In contrast to the deteriorated surround suppression in FEDN MDD, we found that the MR effect was not affected in patients with FEDN MDD. This is the first study to investigate the MR effect in MDD patients. The MR effect reflects mutual inhibition between neighboring neurons tuned for similar motion directions within motion sensitive cortical areas [25, 27, 53]. Regarding the MDD serving as an independent risk factor for developing Alzheimer’s Disease [54], plus the weakened MR effect in Alzheimer’s Disease patients [55], we hypothesized that the deteriorated MR effect could be observed in MDD. However, our study found no significant differences in the MR effect between patients with FEDN MDD and HCs.
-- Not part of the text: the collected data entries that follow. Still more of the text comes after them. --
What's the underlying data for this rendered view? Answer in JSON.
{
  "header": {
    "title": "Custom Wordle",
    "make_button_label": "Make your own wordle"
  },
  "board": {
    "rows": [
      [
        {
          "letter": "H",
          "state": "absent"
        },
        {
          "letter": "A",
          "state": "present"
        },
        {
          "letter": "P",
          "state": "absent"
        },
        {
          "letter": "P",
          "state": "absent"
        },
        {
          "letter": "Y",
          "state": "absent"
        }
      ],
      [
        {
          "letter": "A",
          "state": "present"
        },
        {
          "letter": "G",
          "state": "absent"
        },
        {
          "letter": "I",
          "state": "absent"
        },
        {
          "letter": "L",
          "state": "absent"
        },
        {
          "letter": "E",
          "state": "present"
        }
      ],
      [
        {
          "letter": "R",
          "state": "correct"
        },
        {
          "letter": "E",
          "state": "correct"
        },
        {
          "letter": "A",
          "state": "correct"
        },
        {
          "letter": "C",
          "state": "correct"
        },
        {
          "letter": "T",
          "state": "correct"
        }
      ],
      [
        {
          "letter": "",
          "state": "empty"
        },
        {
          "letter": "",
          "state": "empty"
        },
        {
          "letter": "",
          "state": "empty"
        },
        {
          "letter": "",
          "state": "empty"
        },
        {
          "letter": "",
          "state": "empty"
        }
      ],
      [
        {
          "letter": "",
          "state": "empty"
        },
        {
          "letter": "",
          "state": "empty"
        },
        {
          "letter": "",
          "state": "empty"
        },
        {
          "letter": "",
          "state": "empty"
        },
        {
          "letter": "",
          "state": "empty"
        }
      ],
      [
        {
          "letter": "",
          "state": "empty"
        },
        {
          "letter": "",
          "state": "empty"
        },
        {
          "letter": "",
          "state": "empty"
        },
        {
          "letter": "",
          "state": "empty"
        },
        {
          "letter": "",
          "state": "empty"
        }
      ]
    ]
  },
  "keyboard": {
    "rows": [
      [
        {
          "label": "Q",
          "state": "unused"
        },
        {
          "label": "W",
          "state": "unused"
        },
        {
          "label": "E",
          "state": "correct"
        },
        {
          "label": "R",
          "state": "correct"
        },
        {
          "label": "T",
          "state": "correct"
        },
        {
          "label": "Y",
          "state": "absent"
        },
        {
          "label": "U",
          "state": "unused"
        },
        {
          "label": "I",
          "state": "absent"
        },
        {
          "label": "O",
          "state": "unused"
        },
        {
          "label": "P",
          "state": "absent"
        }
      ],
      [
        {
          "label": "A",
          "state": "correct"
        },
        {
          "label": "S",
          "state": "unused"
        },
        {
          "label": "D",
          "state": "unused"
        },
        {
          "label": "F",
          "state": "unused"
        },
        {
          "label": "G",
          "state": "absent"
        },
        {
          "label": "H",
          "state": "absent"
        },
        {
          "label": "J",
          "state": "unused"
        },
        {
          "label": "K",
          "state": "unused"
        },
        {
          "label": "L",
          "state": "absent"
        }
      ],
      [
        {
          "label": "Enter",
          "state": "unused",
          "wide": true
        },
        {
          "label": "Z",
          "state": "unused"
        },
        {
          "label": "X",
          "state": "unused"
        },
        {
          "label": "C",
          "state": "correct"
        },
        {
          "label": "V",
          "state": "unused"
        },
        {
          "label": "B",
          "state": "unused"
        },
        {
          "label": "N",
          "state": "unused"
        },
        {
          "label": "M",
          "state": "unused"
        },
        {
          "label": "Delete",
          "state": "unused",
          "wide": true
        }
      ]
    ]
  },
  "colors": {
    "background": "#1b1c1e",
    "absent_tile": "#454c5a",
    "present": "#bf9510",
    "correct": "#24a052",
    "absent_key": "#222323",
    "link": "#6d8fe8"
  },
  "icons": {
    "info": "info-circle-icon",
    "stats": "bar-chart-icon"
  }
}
These results might suggest that, in terms of MR, the inhibitory processing of patients with FEDN MDD did not differ significantly from that of HCs.

5. Limitations

Several limitations warrant consideration. First, although two psychophysical tasks were used to measure the visual inhibition in patients with FEDN MDD, our study lacks magnetic resonance imaging (MRI) evidence in our study to support the potential mechanisms proposed in the Discussion section. Future studies should combine behavioral tasks with imaging methods to address this limitation. Second, concerning it is challenging to dismiss the likelihood that the patient may eventually develop bipolar disorder within the foreseeable future, the implementation of a longitudinal follow-up study could provide more robust support for these findings of this study. Additionally, further studies should directly examine surround suppression using consistent visual stimulus parameters and compare GABA concentrations across different stages within a single study. Although the current study compared and discussed them, our elaboration should be cautious and must be considered preliminary. Future studies could be conducted longitudinally, examining the onset and prognosis of MDD to investigate changes in inhibitory function. Third, while the experimental tasks used in this study were feasible in a controlled research setting, their implementation in clinical practice may be challenging due to the complexity of the procedures. Future studies should aim to develop more practical and accessible versions of these tasks to enhance their feasibility in real-world clinical applications.

6. Conclusions

In general, the present study reveals that patients with FEDN MDD exhibit the deteriorated surround suppression. In addition, no correlation was observed between the weakened CSS and the severity of depressive symptoms in FEDN MDD, but the impaired CSS may fluctuate dramatically over the entire course of illness. In contrast to the deterioration of surround suppression, the MR effect in patients with FEDN MDD is similar to those of the HCs. Therefore, our findings have important implications for clinical practice, as the identification and treatment of visual inhibition in early acute phase of MDD may lead to better outcomes. The surround suppression may serve as a potential neuropsychological biomarker of FEDN MDD.

Ethics Statement

Ethics Committee of Beijing Huilongguan Hospital approved the study.

Conflicts of Interest

The authors declare no conflicts of interest.

Author Contributions

Hu Deng designed the research. Yunyue Zhuang and Weijie Song performed research. Shenbing Kuang, Wei Li, Shujuan Pan, Zhiren Wang, Wei Qu, Jingxu Chen, and Yunlong Tan made technical contributions and collected the data. Hu Deng, Yunyue Zhuang, Weijie Song, and Chundi Wang analyzed data. Hu Deng, Shenbing Kuang and Chundi Wang wrote the paper and supervised project. Yunyue Zhuang and Weijie Song contributed equally to this work.

Funding

This work was supported by the Capital’s Funds for Health Improvement and Research, CFH2024-4-2132; the National Natural Science Foundation of China, 82301693 and 31900751; Beijing Municipal Science and Technology Commission, Z221100007422047; Beijing Municipal Administration of Hospitals Incubating Program, PX2023071.